Find the vertical asymptotes (if any) of the function: f(x)=tan(-10x)
Determine on-sided limit: lim x-->6 from the left f(x)=csc(piX/6)
Any help is appreciated. Thanks
$\displaystyle \tan (-10x)=\frac{\sin(-10x)}{\cos (-10 x)}=-\frac{\sin 10 x}{\cos 10 x}.$
Points of discontinuity are the ones where you'll find vertical asymptotes.
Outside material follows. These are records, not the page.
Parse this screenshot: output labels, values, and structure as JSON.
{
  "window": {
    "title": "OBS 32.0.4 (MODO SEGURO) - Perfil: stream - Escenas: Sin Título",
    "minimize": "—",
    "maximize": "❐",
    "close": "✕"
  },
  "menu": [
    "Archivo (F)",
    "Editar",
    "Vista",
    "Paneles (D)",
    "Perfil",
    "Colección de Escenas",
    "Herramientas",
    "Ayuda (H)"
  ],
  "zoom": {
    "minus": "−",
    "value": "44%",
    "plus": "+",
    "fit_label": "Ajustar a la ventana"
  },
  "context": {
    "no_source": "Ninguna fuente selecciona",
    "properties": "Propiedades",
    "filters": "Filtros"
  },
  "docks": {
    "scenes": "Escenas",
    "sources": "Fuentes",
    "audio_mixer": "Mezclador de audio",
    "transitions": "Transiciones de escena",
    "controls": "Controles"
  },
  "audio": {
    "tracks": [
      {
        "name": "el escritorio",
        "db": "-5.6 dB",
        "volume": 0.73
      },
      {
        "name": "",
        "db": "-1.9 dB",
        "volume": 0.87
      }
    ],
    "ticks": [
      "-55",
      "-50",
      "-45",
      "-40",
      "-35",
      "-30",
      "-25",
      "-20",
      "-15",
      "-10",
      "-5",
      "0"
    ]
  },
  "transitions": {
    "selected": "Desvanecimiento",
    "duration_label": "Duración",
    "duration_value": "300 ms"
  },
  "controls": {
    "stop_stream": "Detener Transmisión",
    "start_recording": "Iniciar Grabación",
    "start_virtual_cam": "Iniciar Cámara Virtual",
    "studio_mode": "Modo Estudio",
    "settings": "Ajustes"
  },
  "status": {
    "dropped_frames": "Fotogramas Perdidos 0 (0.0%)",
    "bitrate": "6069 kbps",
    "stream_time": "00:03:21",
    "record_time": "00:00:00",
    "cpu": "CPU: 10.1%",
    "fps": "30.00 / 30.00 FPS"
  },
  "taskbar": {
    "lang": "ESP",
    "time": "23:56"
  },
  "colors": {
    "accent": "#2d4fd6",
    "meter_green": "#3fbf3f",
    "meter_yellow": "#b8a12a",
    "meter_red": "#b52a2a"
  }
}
So you have to find those values x where $\displaystyle \cos 10 x = 0.$
That will be the case every time when $\displaystyle 10x=(2k-1)\cdot \frac{\pi}{2}$ for any $\displaystyle k\in \mathbb{Z}.$ So you see that this function has countably infinite number of points of discontinuity: $\displaystyle x=\frac{(2k-1)\pi}{20},\quad k\in\mathbb{Z}$ and for each of them you have one asymptote.
$\displaystyle \csc\left(\frac{\pi x}{6}\right)=$$\displaystyle \frac{1}{\sin\left(\frac{\pi x}{6}\right)}$
As x approaches 6 from the left, $\displaystyle \frac{\pi x}{6}$ approaches $\displaystyle \pi$ from the left. Of course, $\displaystyle sin(\pi)= 0$ so the only question is whether sin(x) is positive or negative for x slightly less than $\displaystyle \pi$.